Tirei Gilberta de uma roda de
amigos e levei-a a um canto.
- Olha, preciso de um favor seu.
Tá vendo aquele homem ali?
- O marechal?
- Não. Não é marechal ainda. É
general. Quero que você diga para ele aparecer em sua casa.
- Mas...
- Não tem mas. Convide-o para
jantar numa hora em que seu
marido não esteja em casa. Do
contrário...
- É uma chantagem?
- Não. É um futuro.
Oito meses mais tarde, o general
suicidava-se, deixando um bilhete atroz para Gilberta, acusando-a de o ter traído com um mar-e-guerra que se chamava Ápio. O
tal mar-e-guerra deu um desfalque na Armada Nacional para se
encontrar com Gilberta em Paris
-pois nesse meio tempo eu consegui que Gilberta fosse apresentada a um primeiro secretário de
embaixada que arranjou para
meu irmão uma comissão em Paris. O mar-e-guerra foi degradado, mas logo surgiu um ministro
de Estado para substituí-lo, e meu
irmão conseguiu, aos 29 anos,
chegar a tenente-coronel. Uma
carreira fulminante, que se tornou mais fulminante quando foi
nomeado diretor da principal ferrovia do país -e Gilberta foi
apresentada por mim a um banqueiro que me financiou a campanha para deputado federal.
Sim, houve vacas magras. As
concorrentes surgiam de todos os
lados. Lembro-me de uma Teresa,
mulher de um major que, não
tendo irmão que lhe explorasse a
mulher, encarregava-se ele próprio de explorá-la. Foi um páreo
duro, pois surgiu importante missão: representar o país na coroação da rainha da Inglaterra. Teresa indicou o major, mas Gilberta lutou com unhas e dentes pelo
meu irmão. Ganhou Gilberta por
cabeça, numa luta de titãs, de-
senrolada num apartamento da
avenida Atlântica e sob a presidência de um velho caquético, ex-ministro de Estado.
Na Inglaterra, Gilberta não ficou inativa. Ao retornar, trouxe
comendas e um filho, cujo pai
pertencia aos mais nobres veios
da Escócia. Em matéria de veios
da Escócia, só o uísque me era íntimo, mas tratei de levantar a árvore genealógica daquele rebento
espúrio. Voltei da Escócia com
quase meio milhão de libras e um
brasão para gravar em minhas
cuecas. Fizeram-me barão de não
sei qual lugar, e eu vendi o baronato lá mesmo, na Bolsa de Londres, com a libra bem cotada.

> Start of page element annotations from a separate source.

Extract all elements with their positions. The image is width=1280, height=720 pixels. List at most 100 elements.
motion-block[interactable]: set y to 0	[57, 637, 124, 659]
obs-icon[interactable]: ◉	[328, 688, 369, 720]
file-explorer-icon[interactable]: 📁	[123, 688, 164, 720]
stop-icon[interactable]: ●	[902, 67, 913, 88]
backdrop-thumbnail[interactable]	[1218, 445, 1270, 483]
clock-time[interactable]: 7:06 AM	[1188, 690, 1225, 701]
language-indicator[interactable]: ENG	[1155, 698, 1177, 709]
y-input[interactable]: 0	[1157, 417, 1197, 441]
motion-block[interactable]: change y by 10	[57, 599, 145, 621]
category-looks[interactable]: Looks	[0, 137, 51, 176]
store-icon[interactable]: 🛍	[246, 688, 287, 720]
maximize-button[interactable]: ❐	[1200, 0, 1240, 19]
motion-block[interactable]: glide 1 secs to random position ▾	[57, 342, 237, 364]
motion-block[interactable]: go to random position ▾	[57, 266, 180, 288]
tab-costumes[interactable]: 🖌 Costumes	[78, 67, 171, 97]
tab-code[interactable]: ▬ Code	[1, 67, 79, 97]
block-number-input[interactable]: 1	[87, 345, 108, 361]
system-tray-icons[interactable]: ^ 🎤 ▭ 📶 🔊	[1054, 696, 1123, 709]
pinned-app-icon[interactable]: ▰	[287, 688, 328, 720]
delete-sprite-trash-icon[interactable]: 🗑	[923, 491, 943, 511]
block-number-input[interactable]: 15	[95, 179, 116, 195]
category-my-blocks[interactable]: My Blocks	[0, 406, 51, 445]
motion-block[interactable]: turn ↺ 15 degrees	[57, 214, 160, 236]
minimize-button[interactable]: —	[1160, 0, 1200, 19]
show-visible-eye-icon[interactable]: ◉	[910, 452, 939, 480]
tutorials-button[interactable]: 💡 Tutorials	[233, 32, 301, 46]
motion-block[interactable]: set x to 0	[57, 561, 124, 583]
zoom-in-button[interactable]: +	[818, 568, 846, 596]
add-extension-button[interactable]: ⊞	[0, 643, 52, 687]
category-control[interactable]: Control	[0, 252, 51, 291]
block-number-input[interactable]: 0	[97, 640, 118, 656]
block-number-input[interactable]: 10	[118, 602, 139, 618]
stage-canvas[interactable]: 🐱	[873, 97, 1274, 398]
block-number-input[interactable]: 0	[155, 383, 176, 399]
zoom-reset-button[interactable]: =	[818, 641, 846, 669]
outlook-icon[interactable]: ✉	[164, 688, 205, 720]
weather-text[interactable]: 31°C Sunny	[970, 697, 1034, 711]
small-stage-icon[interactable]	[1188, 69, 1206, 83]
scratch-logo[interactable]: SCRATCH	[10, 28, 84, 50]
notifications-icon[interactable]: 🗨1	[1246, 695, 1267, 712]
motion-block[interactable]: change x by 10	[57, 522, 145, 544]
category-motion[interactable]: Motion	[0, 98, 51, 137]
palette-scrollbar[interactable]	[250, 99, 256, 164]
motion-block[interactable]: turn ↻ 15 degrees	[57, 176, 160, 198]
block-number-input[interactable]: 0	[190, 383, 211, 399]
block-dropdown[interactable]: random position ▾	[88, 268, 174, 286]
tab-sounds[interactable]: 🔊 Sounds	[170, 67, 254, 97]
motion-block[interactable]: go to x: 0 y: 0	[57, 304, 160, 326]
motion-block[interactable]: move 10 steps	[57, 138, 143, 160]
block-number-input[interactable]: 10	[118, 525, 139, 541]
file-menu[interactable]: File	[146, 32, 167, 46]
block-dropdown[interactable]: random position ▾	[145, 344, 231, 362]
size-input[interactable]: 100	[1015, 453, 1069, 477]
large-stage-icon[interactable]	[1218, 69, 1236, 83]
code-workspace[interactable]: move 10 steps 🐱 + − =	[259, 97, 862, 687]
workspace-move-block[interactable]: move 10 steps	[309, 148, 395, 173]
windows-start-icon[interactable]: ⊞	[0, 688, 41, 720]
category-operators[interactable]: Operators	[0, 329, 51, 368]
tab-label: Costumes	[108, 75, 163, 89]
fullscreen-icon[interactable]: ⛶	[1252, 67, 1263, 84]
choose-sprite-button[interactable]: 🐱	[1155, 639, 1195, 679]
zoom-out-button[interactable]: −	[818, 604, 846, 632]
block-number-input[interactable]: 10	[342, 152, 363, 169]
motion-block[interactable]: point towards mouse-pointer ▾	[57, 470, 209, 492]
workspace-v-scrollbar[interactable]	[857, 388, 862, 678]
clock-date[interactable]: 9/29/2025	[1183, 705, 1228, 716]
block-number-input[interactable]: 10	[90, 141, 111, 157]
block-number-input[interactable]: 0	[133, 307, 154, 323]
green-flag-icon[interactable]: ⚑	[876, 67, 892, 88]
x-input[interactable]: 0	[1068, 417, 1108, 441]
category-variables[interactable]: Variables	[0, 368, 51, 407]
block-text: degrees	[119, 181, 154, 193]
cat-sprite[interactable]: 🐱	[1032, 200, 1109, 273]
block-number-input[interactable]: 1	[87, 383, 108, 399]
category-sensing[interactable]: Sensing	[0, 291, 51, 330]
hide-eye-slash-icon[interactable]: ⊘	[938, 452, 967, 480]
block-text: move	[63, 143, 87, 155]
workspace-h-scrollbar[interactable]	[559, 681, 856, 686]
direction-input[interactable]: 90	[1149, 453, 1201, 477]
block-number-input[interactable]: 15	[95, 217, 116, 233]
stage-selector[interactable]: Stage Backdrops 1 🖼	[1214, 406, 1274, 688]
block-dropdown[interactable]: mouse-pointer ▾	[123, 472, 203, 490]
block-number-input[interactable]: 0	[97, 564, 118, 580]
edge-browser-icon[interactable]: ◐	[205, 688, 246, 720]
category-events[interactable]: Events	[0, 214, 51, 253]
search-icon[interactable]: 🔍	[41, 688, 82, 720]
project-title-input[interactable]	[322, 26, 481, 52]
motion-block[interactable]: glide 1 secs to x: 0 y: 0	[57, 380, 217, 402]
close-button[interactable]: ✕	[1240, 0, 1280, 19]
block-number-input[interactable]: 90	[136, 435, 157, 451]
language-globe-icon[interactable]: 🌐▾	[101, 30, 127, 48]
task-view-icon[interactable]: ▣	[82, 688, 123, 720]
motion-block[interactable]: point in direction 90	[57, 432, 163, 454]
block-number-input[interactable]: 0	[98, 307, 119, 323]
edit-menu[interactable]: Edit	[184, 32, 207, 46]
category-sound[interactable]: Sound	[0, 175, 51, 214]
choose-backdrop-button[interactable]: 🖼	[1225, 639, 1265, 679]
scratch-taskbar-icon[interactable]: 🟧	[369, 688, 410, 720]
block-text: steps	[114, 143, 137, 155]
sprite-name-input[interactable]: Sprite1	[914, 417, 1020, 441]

Quando o irmão suspeitou de
Gilberta, eu me sacrifiquei: disse
que era o pai da criança. O irmão
chorou duas noites e dois dias,
mas logo se consolou sabendo que
a sua desgraça ficava em família.
Estou rico, honrado e ilustre.
Sou verbete na enciclopédia do
Antonio Houaiss. Tenho tudo,
menos uma coisa: mulher. Pois a
única que me satisfaria, a única
que conseguiria amar, a única
que me fala ao pau e ao sentimento, é Gilberta. Mas alguma
coisa me trava. Um perdoável escrúpulo de não querer trair o irmão. Nem as honras nem o dinheiro conseguiram me despojar
dos preconceitos da classe. Sou
um pequeno-burguês. E já fui citado como reserva moral da nação.